The Serbian province of Kosovo, whose inhabitants are mainly ethnic Albanians, was forcibly detached from Serbia in 1999 by the military intervention of NATO. It is currently under a United Nations administration. While the parties of the Albanian Kosovars demand complete independence, Belgrade is strongly opposed to ceding Serbian national territory and prepared only to grant Kosovo broad autonomy. Serbia is supported by its traditional ally, Russia.
After a year of negotiations over the status of Kosovo, former Finnish President Martti Ahtisaari put forward a plan in February that envisages an internationally supervised process leading to Kosovan independence. The Ahtisaari plan was met with reservations not only from Serbia and Russia, but also from China and a number of European countries, including Spain, Greece, Italy, Slovakia, Cyprus, Romania and Austria.
Bush has now threatened to recognise the independence of Kosovo unilaterally, i.e., without the agreement of the UN Security Council, in which Russia has veto powers. If the efforts to secure a UN resolution fail, Bush suggested, the US is prepared to circumvent Russia’s veto power by moving independently of the UN.

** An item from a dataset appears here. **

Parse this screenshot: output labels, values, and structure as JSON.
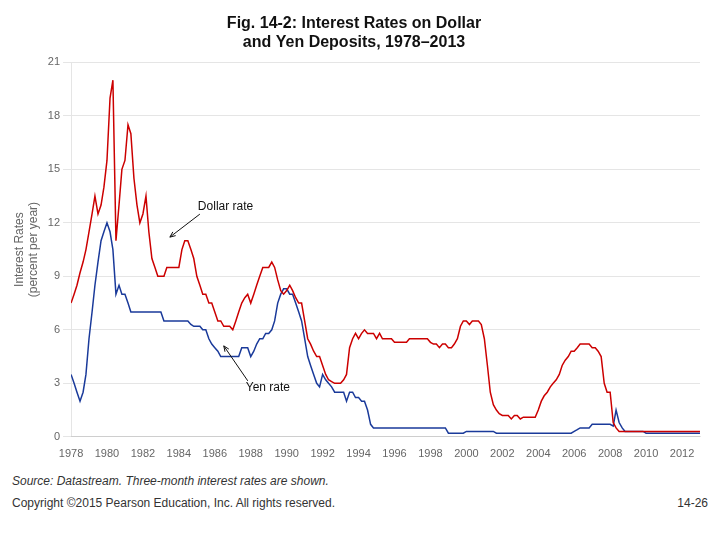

The provocative character of this suggestion is underscored by the fact that the future status of Serbs and other national minorities living in Kosovo (many were forced to flee after the NATO war) remains to be clarified. In the 1990s, the German and American governments abruptly recognized the independence of Croatia and Bosnia Herzegovina, under conditions in which the rights of national minorities had not been settled, sparking bloody ethnic conflicts in Yugoslavia that resulted in the deaths of tens of thousands of people. A renewed eruption of such ethnic warfare would be the likely result of a push for Kosovan independence—all the more so were it done without international legal sanction.
It would also establish a potentially explosive international precedent. This is why European states that are contending with separatist tendencies regard the Ahtisaari plan with a combination of scepticism and alarm.
Russia has repeatedly threatened to recognize the rebel Georgian provinces of Abkhazia and South Ossetia, as well as Moldavian Transnistria, as independent states, should Kosovo be hived off from Serbia as an independent entity. All three of the above regions are closely allied with Russia. The probable result would be new regional conflicts or, in the case of Georgia, which is closely tied politically and militarily to the US, a direct confrontation between Moscow and Washington.